Hurricane Irene, which hit the East Coast of the U.S. over the weekend of August 27 - 28 2011, produced large amounts of flooding in some inland areas such as the state of Vermont (its worst natural disaster since 1927), while leaving other areas such as the Connecticut River valley of Massachusetts relatively unscathed. The Berkshire Mountains of western Massachusetts received between 6 and 8 inches of rain from Irene. In particular, the picturesque town of Shelburne Falls on the Deerfield River, which averages  4.4 inches of rain for the entire month of August, had to be evacuated due to flooding.

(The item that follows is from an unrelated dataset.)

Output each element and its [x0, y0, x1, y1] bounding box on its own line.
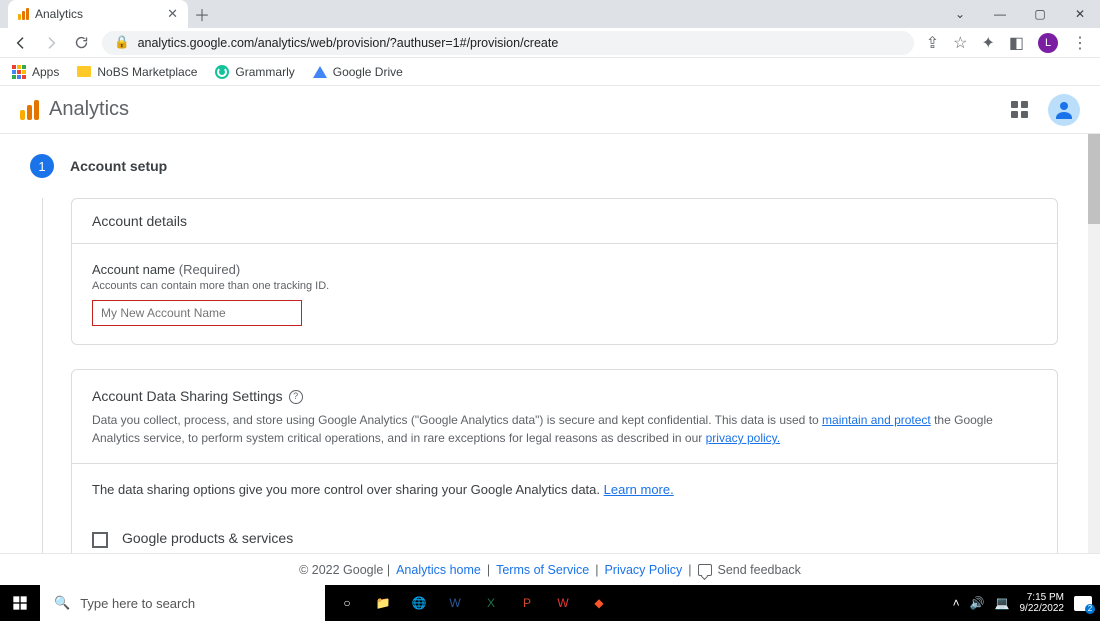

There are already lots of maps out there depicting Hurricane Irene and its effects, such as this New York Times map, but many of us would like to play with the data itself. Prompted by a question about local precipitation data, I located downloadable shapefiles from the National Weather Service's Advanced Hydrologic Prediction Service and put it together with storm track information from the National Hurricane Center to produce this map:

A map of Hurricane Irene from August 27 to August 29, 2011, including the storm track and precipitation totals.
Technical Details:

The precipitation data from the National Weather Service is provided as point shapefiles on a 4.3-Km grid (rather than as rasters, possibly because this lets them leave out points with zero precipitation). The files with the shortest time period are for the "hydrologic day", ending at 12 Noon GMT. Two days of data were merged with ArcToolbox > Data Management Tools > General > Merge, and then the precipitation from coincident locations (sharing unique IDs and coordinates) were summed using ArcToolbox > Data Management Tools > Generalization > Dissolve (note that this short-changes North Carolina totals). The hurricane data is provided as a Google Earth KML document, which was converted to a table using GPS Visualizer and imported. The hurricane symbols are built from Character Marker Symbols using ESRI's Climate and Precipitation and Geometric Symbols fonts.